Telle est pourtant la conséquence d’une simple erreur de calcul : on croit qu’on peut impunément donner ou ne pas donner à de tels édifices un étage de plus ; on se hasarde à en courir la chance, et quand l’œuvre est montée, on voit qu’on s’est trompé d’échelle. Que faire alors ? Démolir ce qu’on vient d’élever ? ce serait bien naïf et confesser bien humblement qu’on a construit à la légère : mieux vaut abattre ce qui est vieux sous prétexte de maladie. Il en coûtera trois ou quatre fois plus, qu’importe ? Les millions font-ils jamais défaut ? et n’y gagne-t-on pas la perte définitive de vieux témoins des anciens temps, de souvenirs à jamais effacés ?

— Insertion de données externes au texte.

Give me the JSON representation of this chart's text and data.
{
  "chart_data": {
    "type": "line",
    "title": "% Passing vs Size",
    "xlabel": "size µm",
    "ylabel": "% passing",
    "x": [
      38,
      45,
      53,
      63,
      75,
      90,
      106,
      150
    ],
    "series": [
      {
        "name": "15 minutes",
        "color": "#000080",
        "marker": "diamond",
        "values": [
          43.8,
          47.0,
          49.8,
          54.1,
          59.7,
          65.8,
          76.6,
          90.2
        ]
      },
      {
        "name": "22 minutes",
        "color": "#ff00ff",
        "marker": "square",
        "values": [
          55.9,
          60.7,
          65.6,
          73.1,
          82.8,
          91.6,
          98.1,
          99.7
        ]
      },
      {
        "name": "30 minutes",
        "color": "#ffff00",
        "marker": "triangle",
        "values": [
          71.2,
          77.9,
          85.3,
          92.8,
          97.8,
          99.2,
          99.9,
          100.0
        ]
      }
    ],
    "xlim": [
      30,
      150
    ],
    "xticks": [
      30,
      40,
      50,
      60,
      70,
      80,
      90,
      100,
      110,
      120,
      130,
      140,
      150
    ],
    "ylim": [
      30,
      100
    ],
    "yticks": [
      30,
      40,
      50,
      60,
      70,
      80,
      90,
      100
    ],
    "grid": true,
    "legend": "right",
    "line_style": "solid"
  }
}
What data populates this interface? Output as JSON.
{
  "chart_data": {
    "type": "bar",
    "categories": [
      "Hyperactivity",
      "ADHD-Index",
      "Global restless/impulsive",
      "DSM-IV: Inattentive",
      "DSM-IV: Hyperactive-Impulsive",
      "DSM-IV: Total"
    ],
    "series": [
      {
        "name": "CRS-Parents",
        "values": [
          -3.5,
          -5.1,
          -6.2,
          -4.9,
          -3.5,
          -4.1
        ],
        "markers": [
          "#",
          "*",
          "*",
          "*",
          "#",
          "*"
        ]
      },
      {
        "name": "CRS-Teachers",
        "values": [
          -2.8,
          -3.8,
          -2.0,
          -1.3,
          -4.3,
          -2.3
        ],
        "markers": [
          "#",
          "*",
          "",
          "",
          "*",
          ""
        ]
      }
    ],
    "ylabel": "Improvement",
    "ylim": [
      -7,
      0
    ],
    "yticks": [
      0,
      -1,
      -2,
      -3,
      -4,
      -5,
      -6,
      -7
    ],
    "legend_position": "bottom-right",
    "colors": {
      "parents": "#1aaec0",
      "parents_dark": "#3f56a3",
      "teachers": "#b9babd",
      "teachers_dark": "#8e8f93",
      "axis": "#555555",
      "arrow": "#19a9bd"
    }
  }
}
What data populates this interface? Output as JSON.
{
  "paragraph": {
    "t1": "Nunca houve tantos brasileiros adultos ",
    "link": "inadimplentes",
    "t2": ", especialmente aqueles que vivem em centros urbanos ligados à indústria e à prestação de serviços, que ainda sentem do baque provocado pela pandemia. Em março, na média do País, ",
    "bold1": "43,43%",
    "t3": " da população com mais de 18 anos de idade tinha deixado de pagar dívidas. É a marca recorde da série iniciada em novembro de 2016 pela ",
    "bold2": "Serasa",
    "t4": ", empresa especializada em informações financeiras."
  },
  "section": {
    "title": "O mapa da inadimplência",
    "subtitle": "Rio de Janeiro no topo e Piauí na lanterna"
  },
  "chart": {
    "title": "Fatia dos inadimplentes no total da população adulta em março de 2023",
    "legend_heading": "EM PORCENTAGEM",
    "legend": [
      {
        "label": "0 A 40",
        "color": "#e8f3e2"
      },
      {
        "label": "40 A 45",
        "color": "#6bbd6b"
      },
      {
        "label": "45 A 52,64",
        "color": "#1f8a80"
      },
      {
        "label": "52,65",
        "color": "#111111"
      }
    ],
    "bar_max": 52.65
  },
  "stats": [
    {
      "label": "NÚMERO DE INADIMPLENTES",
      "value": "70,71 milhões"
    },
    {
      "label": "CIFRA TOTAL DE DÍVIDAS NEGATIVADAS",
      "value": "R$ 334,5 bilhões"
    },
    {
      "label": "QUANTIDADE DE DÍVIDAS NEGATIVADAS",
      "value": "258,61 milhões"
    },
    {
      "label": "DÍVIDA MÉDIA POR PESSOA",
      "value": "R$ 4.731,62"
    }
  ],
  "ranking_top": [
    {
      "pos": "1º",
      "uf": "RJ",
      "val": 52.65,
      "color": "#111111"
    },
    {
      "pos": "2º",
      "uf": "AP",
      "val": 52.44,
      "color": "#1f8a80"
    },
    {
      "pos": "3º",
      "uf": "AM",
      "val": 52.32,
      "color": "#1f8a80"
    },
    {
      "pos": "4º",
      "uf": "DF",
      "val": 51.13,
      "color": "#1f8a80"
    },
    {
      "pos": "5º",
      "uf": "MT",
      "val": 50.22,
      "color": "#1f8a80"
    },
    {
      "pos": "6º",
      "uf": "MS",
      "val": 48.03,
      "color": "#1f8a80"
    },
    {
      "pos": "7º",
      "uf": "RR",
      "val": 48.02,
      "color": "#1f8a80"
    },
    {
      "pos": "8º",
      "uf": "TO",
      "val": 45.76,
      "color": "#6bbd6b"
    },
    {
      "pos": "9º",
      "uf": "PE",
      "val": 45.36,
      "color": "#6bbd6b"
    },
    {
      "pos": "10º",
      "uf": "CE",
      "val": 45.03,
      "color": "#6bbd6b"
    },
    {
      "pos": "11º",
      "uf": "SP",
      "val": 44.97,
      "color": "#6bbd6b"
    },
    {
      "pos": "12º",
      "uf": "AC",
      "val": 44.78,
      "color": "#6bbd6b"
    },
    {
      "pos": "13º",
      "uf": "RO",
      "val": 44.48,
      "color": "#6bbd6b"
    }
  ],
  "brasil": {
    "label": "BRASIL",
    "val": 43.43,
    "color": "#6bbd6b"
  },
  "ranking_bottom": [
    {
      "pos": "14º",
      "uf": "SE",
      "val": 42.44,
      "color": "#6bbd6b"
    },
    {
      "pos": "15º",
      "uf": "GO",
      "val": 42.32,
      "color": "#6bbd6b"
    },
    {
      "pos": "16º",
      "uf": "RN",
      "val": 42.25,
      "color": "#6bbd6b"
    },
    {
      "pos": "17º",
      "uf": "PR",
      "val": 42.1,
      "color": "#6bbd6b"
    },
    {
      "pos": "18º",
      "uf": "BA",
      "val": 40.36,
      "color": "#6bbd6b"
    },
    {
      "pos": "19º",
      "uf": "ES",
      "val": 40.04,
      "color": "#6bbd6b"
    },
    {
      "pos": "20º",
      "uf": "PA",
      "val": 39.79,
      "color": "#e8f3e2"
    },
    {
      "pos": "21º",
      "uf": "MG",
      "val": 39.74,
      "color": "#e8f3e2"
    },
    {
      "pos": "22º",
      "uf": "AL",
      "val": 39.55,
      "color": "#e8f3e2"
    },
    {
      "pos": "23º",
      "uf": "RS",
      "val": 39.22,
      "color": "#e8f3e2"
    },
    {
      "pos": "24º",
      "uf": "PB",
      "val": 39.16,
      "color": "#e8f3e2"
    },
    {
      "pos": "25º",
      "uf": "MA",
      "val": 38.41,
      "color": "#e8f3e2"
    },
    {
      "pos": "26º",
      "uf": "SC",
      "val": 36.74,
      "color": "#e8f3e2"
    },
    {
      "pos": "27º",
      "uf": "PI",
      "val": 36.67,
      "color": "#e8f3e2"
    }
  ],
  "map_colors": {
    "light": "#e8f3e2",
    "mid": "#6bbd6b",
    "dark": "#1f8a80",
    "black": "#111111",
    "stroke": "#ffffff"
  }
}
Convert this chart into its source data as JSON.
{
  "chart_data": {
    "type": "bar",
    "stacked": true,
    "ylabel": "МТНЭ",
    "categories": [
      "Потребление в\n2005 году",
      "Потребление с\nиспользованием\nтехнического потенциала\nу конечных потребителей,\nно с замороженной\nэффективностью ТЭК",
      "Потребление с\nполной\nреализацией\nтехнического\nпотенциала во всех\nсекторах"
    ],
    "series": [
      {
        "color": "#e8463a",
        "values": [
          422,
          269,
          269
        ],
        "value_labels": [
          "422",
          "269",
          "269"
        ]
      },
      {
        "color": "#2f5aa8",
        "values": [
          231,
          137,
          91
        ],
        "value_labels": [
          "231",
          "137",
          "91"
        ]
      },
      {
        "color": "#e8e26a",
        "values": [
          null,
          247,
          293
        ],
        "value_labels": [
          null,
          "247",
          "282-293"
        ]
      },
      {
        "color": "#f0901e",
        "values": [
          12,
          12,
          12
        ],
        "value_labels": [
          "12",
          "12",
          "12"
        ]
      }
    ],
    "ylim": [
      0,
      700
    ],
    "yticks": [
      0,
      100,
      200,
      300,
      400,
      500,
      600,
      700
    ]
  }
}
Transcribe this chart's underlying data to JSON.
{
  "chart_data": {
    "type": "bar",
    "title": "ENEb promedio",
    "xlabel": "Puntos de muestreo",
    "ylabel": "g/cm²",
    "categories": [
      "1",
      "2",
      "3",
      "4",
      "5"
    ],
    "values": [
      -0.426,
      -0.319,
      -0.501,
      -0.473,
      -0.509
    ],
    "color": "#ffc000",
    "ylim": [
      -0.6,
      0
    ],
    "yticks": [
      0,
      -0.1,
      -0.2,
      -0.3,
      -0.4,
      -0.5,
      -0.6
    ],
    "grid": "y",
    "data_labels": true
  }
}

Cherchons cependant s’il n’y avait pas quelque sérieux motif de renoncer au plan convenu et d’exiger ce supplément d’étage, cause de tout le mal. Évidemment l’aspect du monument, l’effet extérieur n’y pouvait rien gagner : ces ouvertures multipliées, ce long cordon de petites fenêtres sans accent et sans style n’ajoutent à ces façades aucune sorte d’agrément, et leur donnent plutôt un certain air industriel peu compatible avec un palais ; mais, si l’innovation n’avait à l’extérieur ni avantage ni profit, n’étaient-ce pas les besoins du service, les exigences intérieures qui la rendaient nécessaire ? Puisqu’on voulait trouver dans ces bâtimens neufs un vaste abri pour les services les plus divers, quelque chose d’analogue à ces châteaux du moyen âge où s’entassaient à la fois les hommes d’armes destinés à les défendre et tous les corps d’état propres à rendre plus facile la vie du châtelain, n’est-il pas naturel qu’on attachât quelque importance à l’étendue des logemens ? Soit ; mais le nouveau système, l’addition d’un étage apparent, d’un étage de pierre, n’ajoutait absolument rien à la surface habitable, puisqu’en élevant les façades on diminuait d’autant la hauteur des combles, et que la seule différence entre le nouveau plan et le plan de Visconti n’était pas de créer un étage de plus, c’était de rendre carré, c’est-à-dire vertical sur ses quatre faces, l’étage qui, pratiqué dans les combles, aurait eu des parois légèrement inclinées. Nous nous hâtons de reconnaître que pour l’habitation mieux vaut une muraille que le rampant d’un toit ; mais est-il donc si difficile, en sacrifiant un peu d’espace pour corriger l’inclinaison de la toiture, d’obtenir dans un comble un étage carré ? N’oublions pas d’ailleurs que, pour l’emploi qu’on en voulait faire, ce second étage, ou, pour mieux dire, cet attique n’avait aucun besoin d’être monumental.